Difference between $\nabla T$ and $\nabla \cdot E$

Question

Why is $\nabla T = (\frac{\delta T}{\delta x},\frac{\delta T}{\delta y},\frac{\delta T}{\delta z})$, but $\nabla \cdot E \neq (\frac{\delta E}{\delta x},\frac{\delta E}{\delta y},\frac{\delta E}{\delta z}) $ So what difference does the dot between the nabla and the letter make here? How about just $\nabla E $? Is $\nabla E \neq (\frac{\delta E}{\delta x},\frac{\delta E}{\delta y},\frac{\delta E}{\delta z})$?

Answer 1

The dot indicates a dot product. For instance, $(1,2) \cdot (3,4) = (1)(3) + (2)(4) = 3 + 8 = 11$.

So your two quantities live in different dimensional domains.

Answer 2

T is a scaler quantity while E is a vector quantity. $$\eqalign{ & T = T(x,y,z) \cr & \nabla = \left( {{\partial _x},{\partial _y},{\partial _z}} \right) \cr & E = \vec E = \left( {{E_x},{E_y},{E_z}} \right) \cr & \nabla T = \left( {{\partial _x}T,{\partial _y}T,{\partial _z}T} \right) \cr & \nabla \bullet E = {\partial _x}{E_x} + {\partial _y}{E_y} + {\partial _z}{E_z} \cr} $$

Answer 3

for a scalar field $T, \nabla T$ represents the direction in which most of the change in $T$ will occur. for a vector field $E, \nabla \cdot E = div\ E$ represent the rate of change of flux of $E$ over a infinitesimal close surface to the volume. that is $$ dT = \nabla T \cdot dx,\, div \, E = \nabla \cdot E = \frac{\int_S E.dS}{dV} $$

Answer 4

The notation $\vec{\triangledown} \cdot \vec{E}$ is taking a bit of a liberty with the mathematical 'del' operator and the dot product operation.

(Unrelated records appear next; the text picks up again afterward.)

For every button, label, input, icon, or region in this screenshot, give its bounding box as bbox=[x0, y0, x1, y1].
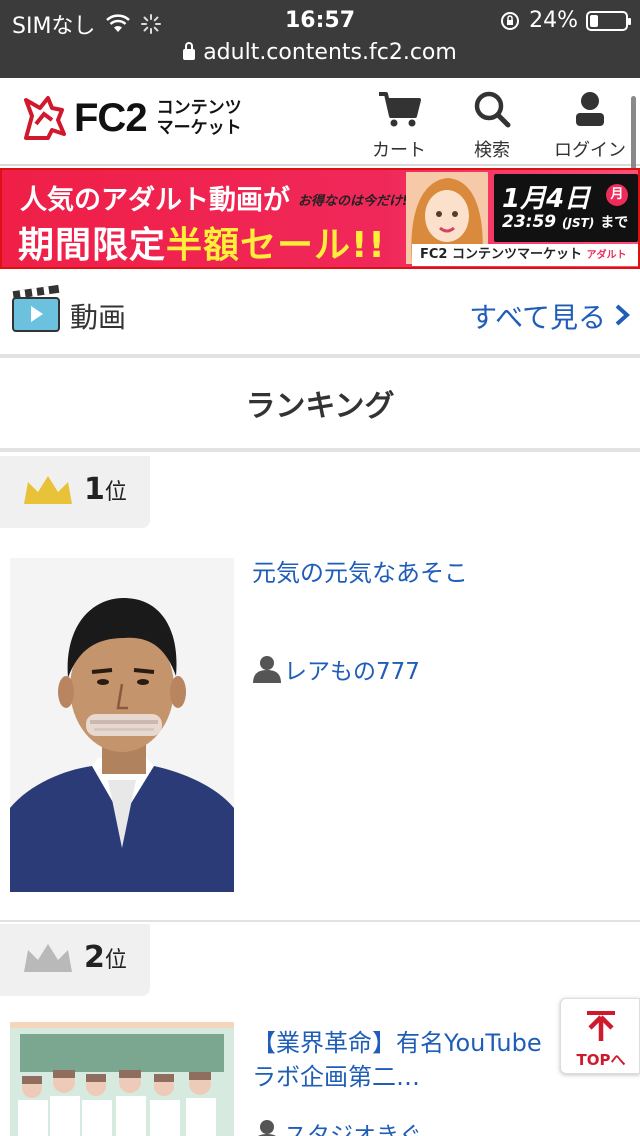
status-bar: SIMなし 16:57 24% adult.contents.fc2.com bbox=[0, 0, 640, 78]
logo-sub-line2: マーケット bbox=[156, 118, 242, 138]
back-to-top-button[interactable]: TOPへ bbox=[560, 998, 640, 1074]
banner-weekday: 月 bbox=[606, 184, 628, 206]
video-clapper-icon bbox=[12, 284, 60, 332]
item-thumbnail[interactable] bbox=[10, 1022, 234, 1136]
url-text: adult.contents.fc2.com bbox=[203, 40, 457, 65]
banner-footer-brand: FC2 コンテンツマーケット bbox=[420, 247, 582, 262]
login-label: ログイン bbox=[554, 140, 626, 161]
banner-tagline: お得なのは今だけ!! bbox=[298, 194, 414, 209]
rotation-lock-icon bbox=[501, 11, 520, 30]
item-thumbnail[interactable] bbox=[10, 558, 234, 892]
rank-badge: 2位 bbox=[0, 924, 150, 996]
battery-icon bbox=[586, 10, 631, 31]
banner-date: 1月4日 bbox=[502, 184, 591, 214]
sale-banner[interactable]: 人気のアダルト動画が 期間限定半額セール!! お得なのは今だけ!! 1月4日 月… bbox=[0, 168, 640, 269]
logo-text: FC2 bbox=[74, 95, 148, 140]
silver-crown-icon bbox=[24, 944, 72, 972]
lock-icon bbox=[183, 42, 196, 60]
section-title: 動画 bbox=[70, 301, 127, 334]
banner-date-box: 1月4日 月 23:59 (JST) まで bbox=[494, 174, 638, 242]
arrow-up-icon bbox=[587, 1011, 615, 1041]
chevron-right-icon[interactable] bbox=[614, 304, 630, 326]
search-label: 検索 bbox=[474, 140, 510, 161]
cart-button[interactable]: カート bbox=[372, 90, 426, 162]
logo-subtitle: コンテンツ マーケット bbox=[157, 98, 242, 138]
logo-sub-line1: コンテンツ bbox=[156, 98, 242, 118]
banner-until: まで bbox=[600, 215, 629, 231]
unicorn-logo-icon bbox=[24, 96, 66, 140]
banner-deadline: 23:59 (JST) まで bbox=[502, 212, 628, 232]
banner-sale: 半額セール!! bbox=[166, 225, 386, 266]
user-icon bbox=[576, 92, 604, 126]
search-icon bbox=[474, 91, 511, 128]
battery-level bbox=[590, 14, 598, 27]
rank-number: 1位 bbox=[84, 472, 127, 507]
banner-subheadline: 期間限定半額セール!! bbox=[18, 216, 386, 267]
banner-timezone: (JST) bbox=[562, 216, 595, 230]
search-button[interactable]: 検索 bbox=[472, 90, 512, 162]
site-logo[interactable]: FC2 コンテンツ マーケット bbox=[22, 94, 242, 142]
person-icon bbox=[258, 1120, 276, 1136]
rank-number: 2位 bbox=[84, 940, 127, 975]
ranking-item[interactable]: 元気の元気なあそこ レアもの777 bbox=[0, 556, 640, 892]
ranking-item[interactable]: 【業界革命】有名YouTube ラボ企画第二… スタジオきぐ bbox=[0, 1022, 640, 1136]
ranking-title: ランキング bbox=[0, 362, 640, 452]
address-bar[interactable]: adult.contents.fc2.com bbox=[0, 40, 640, 65]
scrollbar-indicator bbox=[631, 96, 636, 170]
banner-period: 期間限定 bbox=[18, 225, 167, 266]
seller-name: レアもの777 bbox=[284, 659, 420, 685]
rank-value: 2 bbox=[84, 940, 105, 975]
cart-icon bbox=[379, 92, 421, 127]
item-seller-link[interactable]: スタジオきぐ bbox=[252, 1116, 422, 1136]
video-section-header: 動画 すべて見る bbox=[0, 270, 640, 358]
rank-value: 1 bbox=[84, 472, 105, 507]
see-all-link[interactable]: すべて見る bbox=[469, 296, 606, 336]
rank-badge: 1位 bbox=[0, 456, 150, 528]
rank-suffix: 位 bbox=[104, 948, 127, 973]
status-right: 24% bbox=[499, 8, 631, 33]
banner-time: 23:59 bbox=[502, 212, 557, 232]
gold-crown-icon bbox=[24, 476, 72, 504]
site-header: FC2 コンテンツ マーケット カート 検索 ログイン bbox=[0, 78, 640, 170]
rank-suffix: 位 bbox=[104, 480, 127, 505]
item-title-link[interactable]: 元気の元気なあそこ bbox=[252, 556, 632, 590]
login-button[interactable]: ログイン bbox=[554, 90, 626, 162]
item-divider bbox=[0, 920, 640, 922]
seller-name: スタジオきぐ bbox=[284, 1123, 422, 1136]
item-seller-link[interactable]: レアもの777 bbox=[252, 652, 420, 686]
battery-percent: 24% bbox=[529, 8, 578, 33]
banner-footer: FC2 コンテンツマーケット アダルト bbox=[412, 244, 638, 266]
back-to-top-label: TOPへ bbox=[576, 1051, 626, 1069]
person-icon bbox=[253, 656, 281, 683]
banner-headline: 人気のアダルト動画が bbox=[20, 185, 290, 216]
cart-label: カート bbox=[372, 140, 426, 161]
banner-footer-tag: アダルト bbox=[586, 250, 627, 261]
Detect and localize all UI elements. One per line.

As you probably know, the dot product of two vectors is defined by:

$\vec{\mathbf{a}} = (a_{1}, a_{2}, ..., a_{n}) $ ; $\vec{\mathbf{b}} = (b_{1}, b_{2}, ..., b_{n}) $

$\vec{a} \cdot \vec{b}$ = $a_{1}b_{1} + a_2b_2 + ... + a_{n}b_{n} $

Furthermore the 'Del' operator is loosely defined as:

$\vec{\triangledown } = (\frac{\delta }{\delta x_{1}}, \frac{\delta }{\delta x_{2}}, ... , \frac{\delta }{\delta x_{n}})$

So, $\vec{\triangledown} \cdot \vec{E}$ can be interpreted to mean:

$ \frac{\delta }{\delta x_{1}}E_{1} + \frac{\delta }{\delta x_{2}}E_{2} + ... +\frac{\delta }{\delta x_{n}}E_{n} $

The key difference being that the result of this form is a scalar, while the typical gradient operator ($\vec{\triangledown} \vec{E}$) returns a vector. Also notice, as is pointed out in the comments earlier, that the gradient operation produces a vector function in t variables when it acts on a scalar function of t variables, but the operation $\vec{\triangledown} \cdot \vec{F}$ always acts on a vector field which can be in any number of variables.